I downloaded the gff3 and fasta from JGI Data Portal, and converted the gff3 to gtf in order to create the index with STAR. Everything runs fine, but when I create the Seurat object, the Features are loci names instead of gene names. This is very inconvenient because I need to cluster based on a specific gene's expression and I cannot do it if I don't have the names of the genes.
I tried using Seurat.utils::RenameGenesSeurat
but it won't work because the locus to gene file I was able to obtain has less rows than loci names in the object (meaning that there is not a gene name for each locus, I guess).
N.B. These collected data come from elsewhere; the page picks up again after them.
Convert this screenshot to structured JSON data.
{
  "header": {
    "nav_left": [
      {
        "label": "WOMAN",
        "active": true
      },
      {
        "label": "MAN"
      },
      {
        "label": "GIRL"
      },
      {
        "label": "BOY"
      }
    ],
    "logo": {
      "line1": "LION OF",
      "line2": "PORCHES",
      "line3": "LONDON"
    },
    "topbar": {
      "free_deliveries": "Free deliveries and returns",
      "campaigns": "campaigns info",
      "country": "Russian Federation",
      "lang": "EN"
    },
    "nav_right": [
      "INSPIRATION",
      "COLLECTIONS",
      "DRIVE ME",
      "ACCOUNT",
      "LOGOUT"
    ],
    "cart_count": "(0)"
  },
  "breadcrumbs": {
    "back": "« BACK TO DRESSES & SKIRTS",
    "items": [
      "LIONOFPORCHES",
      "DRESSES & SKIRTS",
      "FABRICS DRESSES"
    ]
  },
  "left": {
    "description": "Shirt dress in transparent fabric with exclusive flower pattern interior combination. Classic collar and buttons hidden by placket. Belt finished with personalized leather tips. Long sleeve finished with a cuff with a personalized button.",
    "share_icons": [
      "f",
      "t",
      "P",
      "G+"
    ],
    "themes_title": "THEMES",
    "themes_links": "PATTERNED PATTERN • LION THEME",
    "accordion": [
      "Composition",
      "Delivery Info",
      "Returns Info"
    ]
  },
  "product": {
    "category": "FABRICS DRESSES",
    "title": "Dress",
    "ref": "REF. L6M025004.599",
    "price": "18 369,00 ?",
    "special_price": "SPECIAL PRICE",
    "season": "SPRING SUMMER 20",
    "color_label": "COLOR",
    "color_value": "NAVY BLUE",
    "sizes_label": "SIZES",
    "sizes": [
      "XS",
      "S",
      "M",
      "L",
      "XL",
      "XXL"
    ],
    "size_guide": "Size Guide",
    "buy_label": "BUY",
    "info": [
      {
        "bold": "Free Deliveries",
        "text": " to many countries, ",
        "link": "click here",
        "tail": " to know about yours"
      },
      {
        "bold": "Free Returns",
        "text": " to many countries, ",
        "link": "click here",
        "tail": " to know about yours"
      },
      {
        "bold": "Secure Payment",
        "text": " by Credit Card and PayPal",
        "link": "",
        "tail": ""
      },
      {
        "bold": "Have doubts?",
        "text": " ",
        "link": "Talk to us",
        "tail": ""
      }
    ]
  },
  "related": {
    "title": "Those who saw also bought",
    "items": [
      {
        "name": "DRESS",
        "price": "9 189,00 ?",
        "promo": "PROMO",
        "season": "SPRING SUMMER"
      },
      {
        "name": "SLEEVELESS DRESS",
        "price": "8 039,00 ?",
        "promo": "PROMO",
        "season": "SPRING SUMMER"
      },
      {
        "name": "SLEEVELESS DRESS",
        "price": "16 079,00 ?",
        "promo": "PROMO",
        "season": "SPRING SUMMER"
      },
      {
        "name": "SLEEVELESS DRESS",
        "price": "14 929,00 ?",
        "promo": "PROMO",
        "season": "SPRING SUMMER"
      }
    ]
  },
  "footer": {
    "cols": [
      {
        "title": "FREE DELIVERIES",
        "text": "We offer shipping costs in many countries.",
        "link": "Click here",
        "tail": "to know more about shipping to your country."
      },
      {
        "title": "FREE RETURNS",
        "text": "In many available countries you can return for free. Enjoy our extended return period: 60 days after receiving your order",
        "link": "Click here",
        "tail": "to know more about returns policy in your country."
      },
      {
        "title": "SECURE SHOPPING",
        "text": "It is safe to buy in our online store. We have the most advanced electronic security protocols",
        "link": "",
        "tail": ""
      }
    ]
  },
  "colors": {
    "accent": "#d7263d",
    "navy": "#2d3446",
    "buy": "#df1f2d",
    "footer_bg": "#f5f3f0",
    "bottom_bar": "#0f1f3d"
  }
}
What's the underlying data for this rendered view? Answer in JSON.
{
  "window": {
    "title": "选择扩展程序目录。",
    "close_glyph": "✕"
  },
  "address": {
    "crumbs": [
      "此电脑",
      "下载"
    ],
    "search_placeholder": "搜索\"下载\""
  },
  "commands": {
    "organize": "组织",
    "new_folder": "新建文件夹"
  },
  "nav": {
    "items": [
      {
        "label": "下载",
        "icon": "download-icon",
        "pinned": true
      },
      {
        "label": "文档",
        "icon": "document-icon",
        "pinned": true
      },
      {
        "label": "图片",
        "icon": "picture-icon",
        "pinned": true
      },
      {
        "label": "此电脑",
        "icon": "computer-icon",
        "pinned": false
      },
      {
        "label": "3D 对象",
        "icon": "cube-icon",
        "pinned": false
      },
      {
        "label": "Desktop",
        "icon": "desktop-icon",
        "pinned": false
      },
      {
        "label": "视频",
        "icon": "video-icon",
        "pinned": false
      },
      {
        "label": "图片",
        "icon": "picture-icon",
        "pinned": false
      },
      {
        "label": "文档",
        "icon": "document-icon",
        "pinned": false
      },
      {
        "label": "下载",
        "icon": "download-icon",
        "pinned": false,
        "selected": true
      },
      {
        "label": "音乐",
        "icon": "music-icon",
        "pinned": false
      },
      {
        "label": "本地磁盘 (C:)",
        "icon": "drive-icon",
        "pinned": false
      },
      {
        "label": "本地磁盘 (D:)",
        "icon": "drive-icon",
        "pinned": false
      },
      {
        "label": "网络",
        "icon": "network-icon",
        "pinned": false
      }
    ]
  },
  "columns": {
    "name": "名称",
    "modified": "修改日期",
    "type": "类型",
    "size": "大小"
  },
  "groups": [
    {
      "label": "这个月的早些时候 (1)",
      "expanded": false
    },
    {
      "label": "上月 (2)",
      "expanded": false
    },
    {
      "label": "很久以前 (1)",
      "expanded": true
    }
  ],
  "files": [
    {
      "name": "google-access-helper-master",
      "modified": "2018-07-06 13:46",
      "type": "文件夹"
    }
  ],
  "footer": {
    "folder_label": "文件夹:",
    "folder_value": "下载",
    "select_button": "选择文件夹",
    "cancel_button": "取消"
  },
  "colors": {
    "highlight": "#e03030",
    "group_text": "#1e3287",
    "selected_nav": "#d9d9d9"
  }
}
Has anybody worked with C.reinhardtii single-cell before and could help me get the names of the genes instead of the loci in the final Seurat object?
Thank you in advance
It is always safer to get sequence/annotations from standard sources like NCBI/Ensembl so no manipulations are required to make the data work. https://ftp.ncbi.nlm.nih.gov/genomes/all/GCF/000/002/595/GCF_000002595.2_Chlamydomonas_reinhardtii_v5.5/ has the genome and GTF available, if you feel inclined to try.
You should also use
STARsolo
if this is single cell data.Thank you for your answer! Unfortunalety, NCBI doesn't have the latest version of the genome and annotations for this organism (v6.1), so I am not able to use it. Also, I tried using STARsolo but the libraries for this experiment were created using BD Rhapsody protocols, which have a very strange barcode structure so I have had to do the preprocessing through their web app, which requires that one introduces the STAR index.
That is important to know. Perhaps the issue is with the way you converted the GFF3 to GTF. What software did you use?
In general AGAT toolkit (LINK) is very useful for these conversions. If you did not use it then you may want to give it a try.